Hours later Pelss, jet lag and all, returned to the Oil Kings line-up with a bang, notching two assists in the locals' 3-2 win over Lethbridge. From the Edmonton Journal's account (linked above):
"The third goal, which was the eventual game-winner, was a beauty that came from a Pelss hustle play. After losing his stick near the Oil Kings’ bench, Pelss picked it up and found a pass from Mark Pysyk waiting for him. The pass was like an instant go-button for Pelss, who burst across the blue-line from a standstill, leaving a Lethbridge defenceman behind him. He cut in along the right wing and slid a perfect pass in front to a streaking Jordan Hickmott, who potted his 22nd goal of the season."
Having had the opportunity to see Pelss play five games (Joey Moss Cup, four with the Oil Kings) before his departure, this Oiler/Oil Kings fan is very pleased with his rapid progress, as he has been a bigger factor in each successive game.

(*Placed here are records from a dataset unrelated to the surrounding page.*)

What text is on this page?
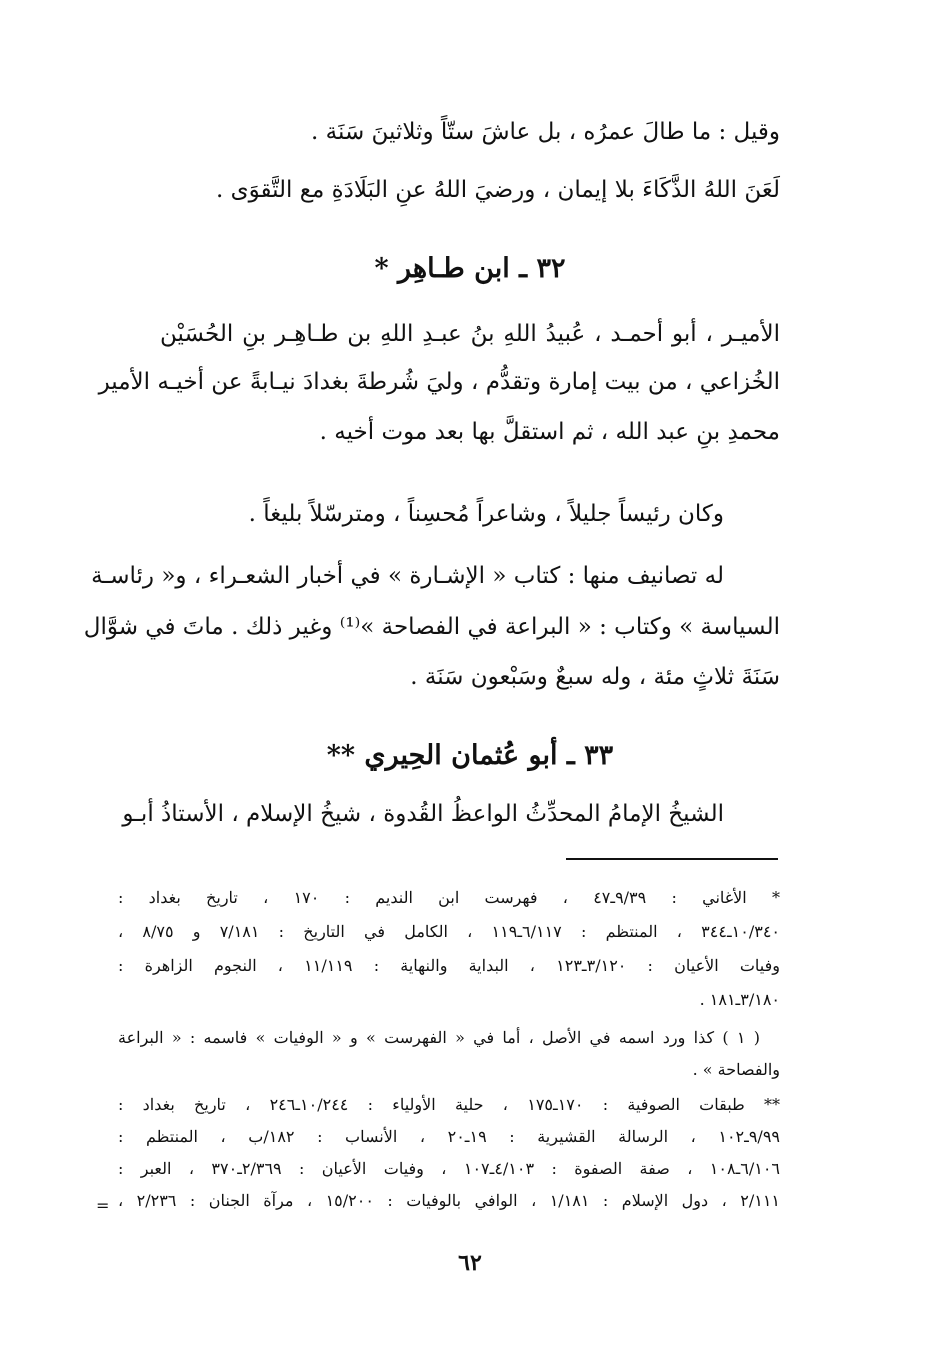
وقيل : ما طالَ عمرُه ، بل عاشَ ستّاً وثلاثينَ سَنَة .

لَعَنَ اللهُ الذَّكَاءَ بلا إيمان ، ورضيَ اللهُ عنِ البَلَادَةِ مع التَّقوَى .

٣٢ ـ ابن طـاهِر *

الأميـر ، أبو أحمـد ، عُبيدُ اللهِ بنُ عبـدِ اللهِ بن طـاهِـر بنِ الحُسَيْن

الخُزاعي ، من بيت إمارة وتقدُّم ، وليَ شُرطةَ بغدادَ نيـابةً عن أخيـه الأمير

محمدِ بنِ عبد الله ، ثم استقلَّ بها بعد موت أخيه .

وكان رئيساً جليلاً ، وشاعراً مُحسِناً ، ومترسّلاً بليغاً .

له تصانيف منها : كتاب « الإشـارة » في أخبار الشعـراء ، و« رئاسـة

السياسة » وكتاب : « البراعة في الفصاحة »⁽¹⁾ وغير ذلك . ماتَ في شوَّال

سَنَةَ ثلاثٍ مئة ، وله سبعٌ وسَبْعون سَنَة .

٣٣ ـ أبو عُثمان الحِيري **

الشيخُ الإمامُ المحدِّثُ الواعظُ القُدوة ، شيخُ الإسلام ، الأستاذُ أبـو

* الأغاني : ٩/٣٩ـ٤٧ ، فهرست ابن النديم : ١٧٠ ، تاريخ بغداد :

١٠/٣٤٠ـ٣٤٤ ، المنتظم : ٦/١١٧ـ١١٩ ، الكامل في التاريخ : ٧/١٨١ و ٨/٧٥ ،

وفيات الأعيان : ٣/١٢٠ـ١٢٣ ، البداية والنهاية : ١١/١١٩ ، النجوم الزاهرة :

٣/١٨٠ـ١٨١ .

( ١ ) كذا ورد اسمه في الأصل ، أما في « الفهرست » و « الوفيات » فاسمه : « البراعة

والفصاحة » .

** طبقات الصوفية : ١٧٠ـ١٧٥ ، حلية الأولياء : ١٠/٢٤٤ـ٢٤٦ ، تاريخ بغداد :

٩/٩٩ـ١٠٢ ، الرسالة القشيرية : ١٩ـ٢٠ ، الأنساب : ١٨٢/ب ، المنتظم :

٦/١٠٦ـ١٠٨ ، صفة الصفوة : ٤/١٠٣ـ١٠٧ ، وفيات الأعيان : ٢/٣٦٩ـ٣٧٠ ، العبر :

٢/١١١ ، دول الإسلام : ١/١٨١ ، الوافي بالوفيات : ١٥/٢٠٠ ، مرآة الجنان : ٢/٢٣٦ ،

=
٦٢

His stats suggest his learning curve has a very steep slope. After starting the season with just 1-3-4, -2 in his first 22 games, Pelss has posted an impressive 2-6-8, +8 over his last six outings. Small sample size, obviously, but nonetheless suggestive that Stu MacGregor has netted another live one and parked him right under Edmontonians' noses. It's already been fun watching this kid develop, and I'm looking forward to doing more of the same over the next season and a half.